REPUBLIKA.CO.ID, ADDIS ABABA -- Kepala Kebijakan Luar Negeri Uni Eropa Federica Mogherini, Selasa (20/10), menyeru penghormatan yang lebih besar pada hak asasi manusia di Eritrea, negara sumber utama pengungsi yang mempertaruhkan hidup mereka mencoba untuk menyeberangi Mediterania untuk mencapai Eropa.
Badan pengungsi Perserikatan Bangsa Bangsa UNHCR mengatakan 5.000 orang melarikan diri dari negara miskin di Laut Merah itu setiap bulan, dan orang-orang yang berhasil sampai di Eropa sering mengatakan mereka melarikan diri dari wajib militer terbatas dan pelanggaran hak asasi manusia lainnya.
Para pejabat di Asmara menyangkal tuduhan itu dan mengatakan perdagangan manusia, dan bukannya pelanggaran hak asasi, yang harus disalahkan untuk eksodus besar orang dari negeri di Tanduk Afrika itu.
"Di Eritrea ada kebutuhan yang relevan untuk reformasi penting di dalam negeri, untuk meningkatkan pada satu sisi catatan hak asasi manusia dan di sisi lain kondisi kehidupan penduduk," kata diplomat top Brussels itu kepada wartawan saat berkunjung ke Addis Ababa, ibu kota Ethiopia, negara tetangga Eritrea.
Dihadapkan pada arus masuk terbesar imigran sejak Perang Dunia II, 28 negara Uni Eropa telah membahas selama berbulan-bulan bagaimana mengurangi angka kedatangan dari Afrika, Timur Tengah dan Asia, yang sering melalui penyeberangan berbahaya di Laut Mediterania.
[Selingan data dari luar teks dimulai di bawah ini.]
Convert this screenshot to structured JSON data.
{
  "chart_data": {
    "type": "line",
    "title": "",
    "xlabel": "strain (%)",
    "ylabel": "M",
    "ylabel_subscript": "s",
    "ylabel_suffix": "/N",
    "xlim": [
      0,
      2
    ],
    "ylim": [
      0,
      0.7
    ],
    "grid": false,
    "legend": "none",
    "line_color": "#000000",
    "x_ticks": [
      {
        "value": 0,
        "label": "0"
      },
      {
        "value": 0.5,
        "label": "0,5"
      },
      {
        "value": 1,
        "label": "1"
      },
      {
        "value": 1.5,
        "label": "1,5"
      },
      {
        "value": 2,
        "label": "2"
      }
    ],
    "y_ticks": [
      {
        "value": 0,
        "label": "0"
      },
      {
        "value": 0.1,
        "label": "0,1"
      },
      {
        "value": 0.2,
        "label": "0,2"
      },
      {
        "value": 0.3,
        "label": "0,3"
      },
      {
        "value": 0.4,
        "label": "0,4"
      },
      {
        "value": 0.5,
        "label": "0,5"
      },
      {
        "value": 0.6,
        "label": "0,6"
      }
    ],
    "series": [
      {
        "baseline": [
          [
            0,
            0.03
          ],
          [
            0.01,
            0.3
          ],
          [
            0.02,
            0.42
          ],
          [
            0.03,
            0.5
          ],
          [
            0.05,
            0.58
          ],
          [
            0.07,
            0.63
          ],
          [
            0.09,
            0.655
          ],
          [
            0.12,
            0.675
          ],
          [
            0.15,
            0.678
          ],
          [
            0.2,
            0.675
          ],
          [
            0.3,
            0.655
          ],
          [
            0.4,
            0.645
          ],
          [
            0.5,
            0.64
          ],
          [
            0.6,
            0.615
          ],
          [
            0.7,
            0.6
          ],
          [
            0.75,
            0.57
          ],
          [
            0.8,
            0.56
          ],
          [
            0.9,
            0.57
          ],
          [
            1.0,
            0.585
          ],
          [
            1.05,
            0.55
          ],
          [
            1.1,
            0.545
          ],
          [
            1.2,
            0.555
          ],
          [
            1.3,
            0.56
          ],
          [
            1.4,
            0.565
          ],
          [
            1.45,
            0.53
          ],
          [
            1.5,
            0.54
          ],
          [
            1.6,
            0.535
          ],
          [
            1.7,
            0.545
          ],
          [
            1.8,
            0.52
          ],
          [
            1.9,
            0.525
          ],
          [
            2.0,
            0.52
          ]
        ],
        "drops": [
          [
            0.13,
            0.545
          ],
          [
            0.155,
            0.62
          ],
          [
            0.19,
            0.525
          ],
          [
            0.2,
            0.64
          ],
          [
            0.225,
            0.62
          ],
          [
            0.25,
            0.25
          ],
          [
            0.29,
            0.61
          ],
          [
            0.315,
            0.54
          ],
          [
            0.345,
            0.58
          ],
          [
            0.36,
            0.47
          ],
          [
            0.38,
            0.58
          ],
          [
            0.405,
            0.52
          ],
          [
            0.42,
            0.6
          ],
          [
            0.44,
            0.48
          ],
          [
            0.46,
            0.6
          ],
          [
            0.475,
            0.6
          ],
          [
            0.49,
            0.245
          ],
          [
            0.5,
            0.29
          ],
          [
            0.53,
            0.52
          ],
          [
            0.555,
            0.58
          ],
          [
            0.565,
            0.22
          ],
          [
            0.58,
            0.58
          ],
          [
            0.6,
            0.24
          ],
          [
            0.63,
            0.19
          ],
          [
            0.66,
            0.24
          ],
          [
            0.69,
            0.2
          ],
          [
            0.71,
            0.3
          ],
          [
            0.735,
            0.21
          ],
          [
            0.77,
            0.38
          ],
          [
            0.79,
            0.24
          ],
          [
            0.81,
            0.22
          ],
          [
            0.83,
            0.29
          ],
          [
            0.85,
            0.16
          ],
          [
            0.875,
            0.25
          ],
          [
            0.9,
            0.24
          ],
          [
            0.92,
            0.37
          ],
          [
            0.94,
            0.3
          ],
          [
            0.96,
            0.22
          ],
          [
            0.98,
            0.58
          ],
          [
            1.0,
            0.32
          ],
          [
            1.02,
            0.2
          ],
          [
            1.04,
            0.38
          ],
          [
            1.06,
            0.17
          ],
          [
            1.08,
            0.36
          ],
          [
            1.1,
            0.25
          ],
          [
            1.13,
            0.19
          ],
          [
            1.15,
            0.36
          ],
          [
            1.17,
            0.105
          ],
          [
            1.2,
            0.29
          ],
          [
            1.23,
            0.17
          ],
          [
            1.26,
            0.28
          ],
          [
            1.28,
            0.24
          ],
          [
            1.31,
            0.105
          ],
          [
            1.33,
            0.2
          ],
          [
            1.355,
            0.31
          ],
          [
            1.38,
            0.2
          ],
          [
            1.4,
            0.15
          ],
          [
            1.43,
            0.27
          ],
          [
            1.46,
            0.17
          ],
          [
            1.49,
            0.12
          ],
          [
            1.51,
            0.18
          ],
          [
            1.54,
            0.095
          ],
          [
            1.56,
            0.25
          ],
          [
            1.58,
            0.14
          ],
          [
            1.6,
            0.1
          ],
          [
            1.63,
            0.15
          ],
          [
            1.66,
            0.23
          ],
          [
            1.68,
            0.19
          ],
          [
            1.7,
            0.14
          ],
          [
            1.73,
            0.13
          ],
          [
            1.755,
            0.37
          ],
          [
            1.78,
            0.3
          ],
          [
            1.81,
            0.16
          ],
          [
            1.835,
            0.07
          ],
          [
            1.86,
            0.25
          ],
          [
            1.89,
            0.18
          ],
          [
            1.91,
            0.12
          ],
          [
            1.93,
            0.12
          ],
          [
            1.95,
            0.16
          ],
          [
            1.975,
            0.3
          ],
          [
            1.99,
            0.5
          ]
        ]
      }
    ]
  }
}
Para pejabat Uni Eropa mengumumkan pada September blok tersebut memiliki target untuk menyetujui 200 juta euro (226, 72 juta dolar) dalam bentuk bantuan pembangunan untuk Eritrea pada akhir tahun untuk membantu membendung eksodus imigran. Eritrea menerima dana Uni Eropa sampai 2011 ketika Asmara memutuskan untuk menghentikan program bantuan luar negeri.